Thursday, July 18, 2013

Big News! NCAA Ending Gaming Deal with EA

That’s…wow. For those who have been living in a hole for the past 20 years, EA basically owns the sports market. Football (U.S. and the international game of football), Basketball, Baseball, you name it. The series began in 1997 with NCAA Football 98 and it has been successful ever since. Now the NCAA is citing legal and business concerns, and that seems reasonable. As a player in the NCAA you can not earn income. They are very strict on how players are expected to act and portrayed, and that includes no licensing deals or kickbacks. So part of the NCAA brand of games is to keep the physical football, basketball, soccer, etc. players out of the game. So no using their names and likenesses. The cover art are former sportsmen who are no longer NCAA eligible due to graduation, or moving to the big leagues.

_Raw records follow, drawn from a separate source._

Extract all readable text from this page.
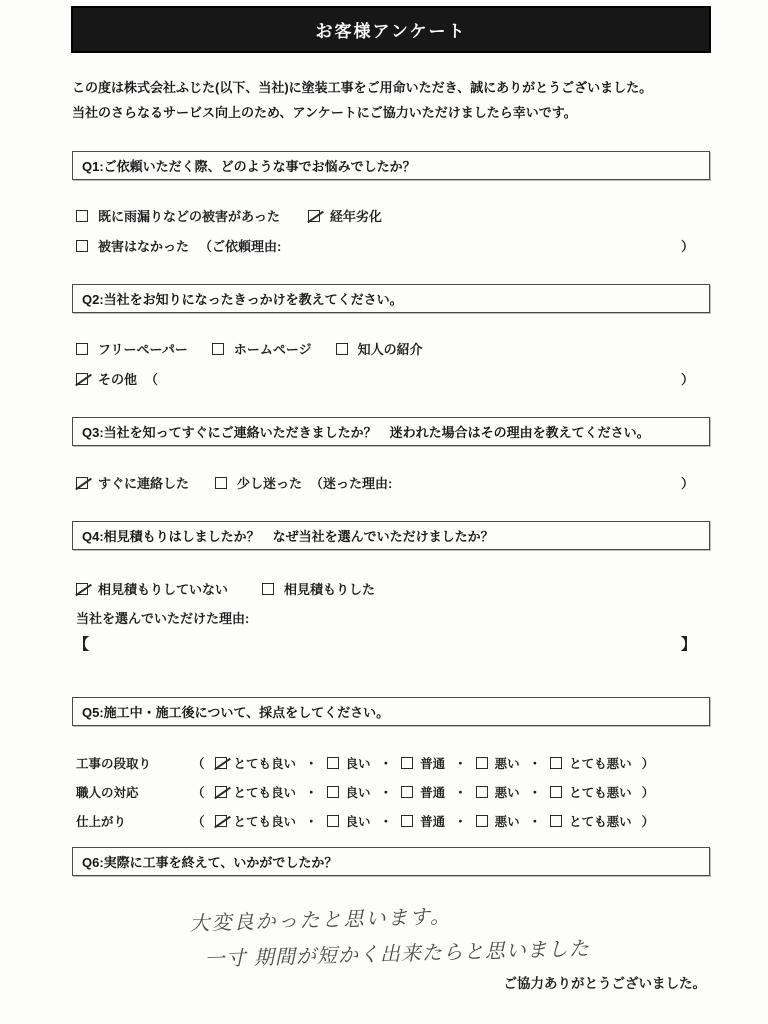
お客様アンケート
この度は株式会社ふじた(以下、当社)に塗装工事をご用命いただき、誠にありがとうございました。
当社のさらなるサービス向上のため、アンケートにご協力いただけましたら幸いです。
Q1:ご依頼いただく際、どのような事でお悩みでしたか？
既に雨漏りなどの被害があった	経年劣化
被害はなかった （ご依頼理由:	）
Q2:当社をお知りになったきっかけを教えてください。
フリーペーパー	ホームページ	知人の紹介
その他 （	）
Q3:当社を知ってすぐにご連絡いただきましたか？　迷われた場合はその理由を教えてください。
すぐに連絡した	少し迷った （迷った理由:	）
Q4:相見積もりはしましたか？　なぜ当社を選んでいただけましたか？
相見積もりしていない	相見積もりした
当社を選んでいただけた理由:
【	】
Q5:施工中・施工後について、採点をしてください。
工事の段取り	（ とても良い ・ 良い ・ 普通 ・ 悪い ・ とても悪い ）
職人の対応	（ とても良い ・ 良い ・ 普通 ・ 悪い ・ とても悪い ）
仕上がり	（ とても良い ・ 良い ・ 普通 ・ 悪い ・ とても悪い ）
Q6:実際に工事を終えて、いかがでしたか？
大変良かったと思います。
一寸 期間が短かく出来たらと思いました
ご協力ありがとうございました。
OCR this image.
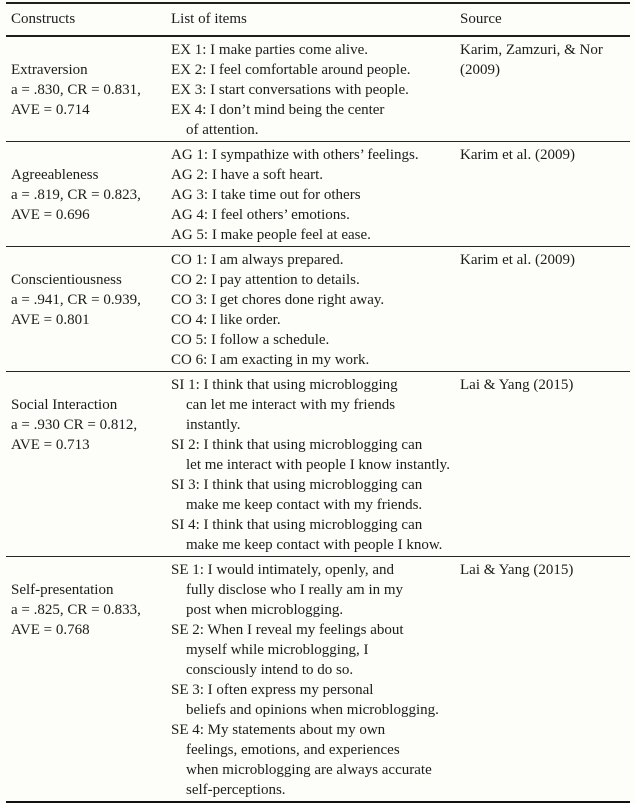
Constructs	List of items	Source
Extraversion
a = .830, CR = 0.831,
AVE = 0.714
EX 1: I make parties come alive.
EX 2: I feel comfortable around people.
EX 3: I start conversations with people.
EX 4: I don’t mind being the center
of attention.
Karim, Zamzuri, & Nor
(2009)
Agreeableness
a = .819, CR = 0.823,
AVE = 0.696
AG 1: I sympathize with others’ feelings.
AG 2: I have a soft heart.
AG 3: I take time out for others
AG 4: I feel others’ emotions.
AG 5: I make people feel at ease.
Karim et al. (2009)
Conscientiousness
a = .941, CR = 0.939,
AVE = 0.801
CO 1: I am always prepared.
CO 2: I pay attention to details.
CO 3: I get chores done right away.
CO 4: I like order.
CO 5: I follow a schedule.
CO 6: I am exacting in my work.
Karim et al. (2009)
Social Interaction
a = .930 CR = 0.812,
AVE = 0.713
SI 1: I think that using microblogging
can let me interact with my friends
instantly.
SI 2: I think that using microblogging can
let me interact with people I know instantly.
SI 3: I think that using microblogging can
make me keep contact with my friends.
SI 4: I think that using microblogging can
make me keep contact with people I know.
Lai & Yang (2015)
Self-presentation
a = .825, CR = 0.833,
AVE = 0.768
SE 1: I would intimately, openly, and
fully disclose who I really am in my
post when microblogging.
SE 2: When I reveal my feelings about
myself while microblogging, I
consciously intend to do so.
SE 3: I often express my personal
beliefs and opinions when microblogging.
SE 4: My statements about my own
feelings, emotions, and experiences
when microblogging are always accurate
self-perceptions.
Lai & Yang (2015)
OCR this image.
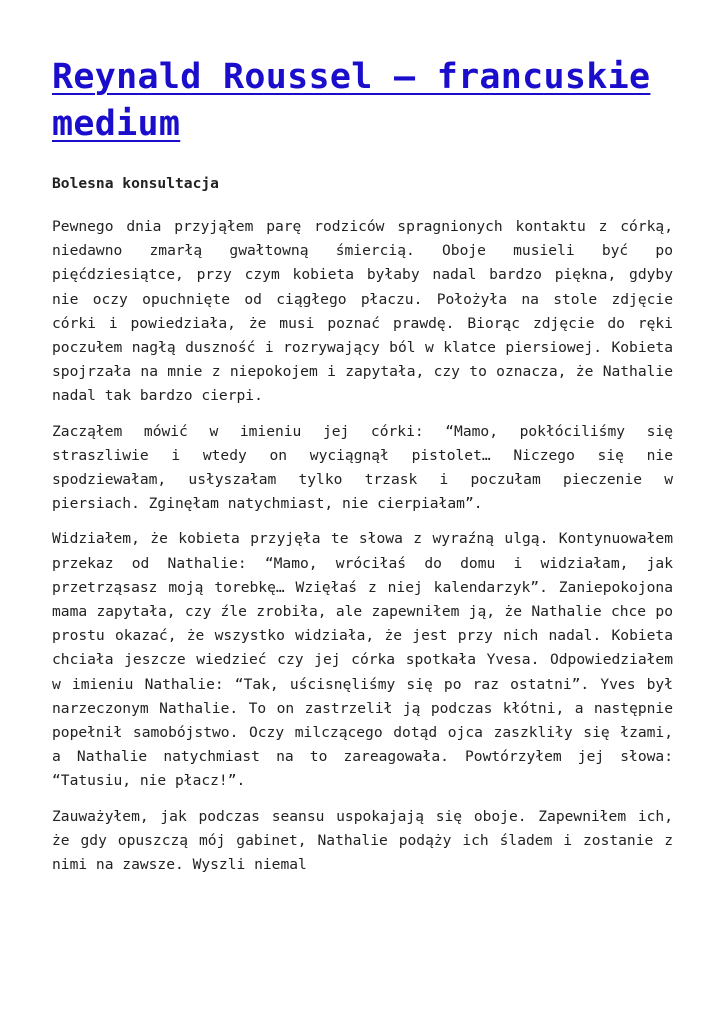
Reynald Roussel – francuskie medium

Bolesna konsultacja

Pewnego dnia przyjąłem parę rodziców spragnionych kontaktu z córką, niedawno zmarłą gwałtowną śmiercią. Oboje musieli być po pięćdziesiątce, przy czym kobieta byłaby nadal bardzo piękna, gdyby nie oczy opuchnięte od ciągłego płaczu. Położyła na stole zdjęcie córki i powiedziała, że musi poznać prawdę. Biorąc zdjęcie do ręki poczułem nagłą duszność i rozrywający ból w klatce piersiowej. Kobieta spojrzała na mnie z niepokojem i zapytała, czy to oznacza, że Nathalie nadal tak bardzo cierpi.

Zacząłem mówić w imieniu jej córki: “Mamo, pokłóciliśmy się straszliwie i wtedy on wyciągnął pistolet… Niczego się nie spodziewałam, usłyszałam tylko trzask i poczułam pieczenie w piersiach. Zginęłam natychmiast, nie cierpiałam”.

Widziałem, że kobieta przyjęła te słowa z wyraźną ulgą. Kontynuowałem przekaz od Nathalie: “Mamo, wróciłaś do domu i widziałam, jak przetrząsasz moją torebkę… Wzięłaś z niej kalendarzyk”. Zaniepokojona mama zapytała, czy źle zrobiła, ale zapewniłem ją, że Nathalie chce po prostu okazać, że wszystko widziała, że jest przy nich nadal. Kobieta chciała jeszcze wiedzieć czy jej córka spotkała Yvesa. Odpowiedziałem w imieniu Nathalie: “Tak, uścisnęliśmy się po raz ostatni”. Yves był narzeczonym Nathalie. To on zastrzelił ją podczas kłótni, a następnie popełnił samobójstwo. Oczy milczącego dotąd ojca zaszkliły się łzami, a Nathalie natychmiast na to zareagowała. Powtórzyłem jej słowa: “Tatusiu, nie płacz!”.

Zauważyłem, jak podczas seansu uspokajają się oboje. Zapewniłem ich, że gdy opuszczą mój gabinet, Nathalie podąży ich śladem i zostanie z nimi na zawsze. Wyszli niemal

EA has had legal issues with the NCAA and past players for their products. One such example I posted back in 2010 where EA was claiming the First Amendment for being able to use someone’s likeness because a person’s image is not copyrighted, therefore they can legally use it freely. EA didn’t win that one. In fact, they’re still working on the appeals.

In a statement about its decision regarding EA, the NCAA said: "We are confident in our legal position regarding the use of our trademarks in video games. But given the current business climate and costs of litigation, we determined participating in this game is not in the best interests of the NCAA."

To Note: This removes the NCAA name a, logo, and rights from the EA line. Individual schools can still work with EA to develop games under their own decorum. But! Any athlete in the NCAA cannot have their name or likeness used in said games because it could band the player from ever performing in sports again.

And of course EA and the CLC will have a plan B ready for us. Both have issued statements that EA will continue to produce college football games featuring the teams and leagues customers expect to see. Will the NCAA allow their brand to be used by another company? Who knows. The future is a big question mark right now as the NCAA work out the legal logistics that, they hope, won’t force them into financial hardship. It’s just a matter of sitting, waiting, and seeing how EA will proceed. When legal fees outweigh the returns on game sales, that says a lot.